Önemli olan, bunun zamanında fark edilmesi ve önlem alınmasıydı.
Bugün Türkiye’de algı yönetimi siyasetçiler tarafından da çok yönlü olarak yoğun ve etkin olarak kullanılmaktadır.
Bir taraf; “Türkiye yönetilemiyor, o halde ülke batıyor” algısı yaratmak isterken…
Diğer taraf; “her şey güllük gülistanlık” ya da “, ”ekonomik göstergeler iyi gidiyor” gibi bir algı peşindedir.
Birçok gazetenin aynı manşetlerle çıkması bunun bir göstergesidir.

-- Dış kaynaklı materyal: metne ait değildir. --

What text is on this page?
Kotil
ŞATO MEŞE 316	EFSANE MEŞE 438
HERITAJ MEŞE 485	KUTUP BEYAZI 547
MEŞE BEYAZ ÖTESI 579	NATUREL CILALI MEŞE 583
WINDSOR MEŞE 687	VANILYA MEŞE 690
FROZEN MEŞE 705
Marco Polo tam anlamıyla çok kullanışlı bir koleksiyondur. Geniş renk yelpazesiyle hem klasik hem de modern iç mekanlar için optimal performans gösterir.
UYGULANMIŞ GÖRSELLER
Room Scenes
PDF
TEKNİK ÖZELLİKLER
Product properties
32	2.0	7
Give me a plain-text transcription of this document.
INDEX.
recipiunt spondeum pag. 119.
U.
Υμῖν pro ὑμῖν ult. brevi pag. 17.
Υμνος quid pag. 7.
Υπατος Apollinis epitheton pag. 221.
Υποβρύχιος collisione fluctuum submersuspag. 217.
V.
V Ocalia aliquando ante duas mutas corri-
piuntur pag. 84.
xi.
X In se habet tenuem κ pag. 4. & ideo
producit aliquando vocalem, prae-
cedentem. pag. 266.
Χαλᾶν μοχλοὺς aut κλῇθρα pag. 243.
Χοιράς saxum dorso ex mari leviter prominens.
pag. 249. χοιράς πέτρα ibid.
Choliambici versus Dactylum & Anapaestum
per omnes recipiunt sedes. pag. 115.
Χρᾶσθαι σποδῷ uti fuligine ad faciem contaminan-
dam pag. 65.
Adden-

Gündem sağlık politikası ya da ekonomi iken, esnafı, sanayiciyi köylüyü ve işsizliği konuşması gerekenlerin, “bayrağı indirtmeyeceğiz, ezanı susturmayacağız” noktasına gelmeleri, dikkatleri bu yöne çekme isteklerinden başka bir şey değildir.
Çünkü kitleler bayrak, ezan, vatan ve devlet gibi değerlere karşı hassastır.
Benim gibi…
Burada önemli olan, toplumun çoğunluğunun aslında doğru ve iyi bir şeyler yapılıyor olmasına inanmalarını sağlamaktır.
Gerisi gelir.
Toplumun çoğunluğunu ikna etmek için, tanınan, sevilen, güvenilen popüler ve entelektüel figürlerden destek alınması, algı yönetimlerinin başvurdukları yöntemlerden birisidir.
Algı yöneticileri, en çok kimlerden nefret eder biliyor musunuz?
En çok kendisini çözümleyenlerden…
Rakibi ve hasmı gibi görür.
Çünkü özgüvenli bireyler, dik duran ve kendinden emin bir tavır sergileyen kişilerdir.
Bu kişilerin manipüle edilmesi kolay değildir.
Günün Sözü: “Bir şeyin gerçek olmasından daha önemli olan, o şeyin gerçek olarak algılanmasını sağlamaktır.”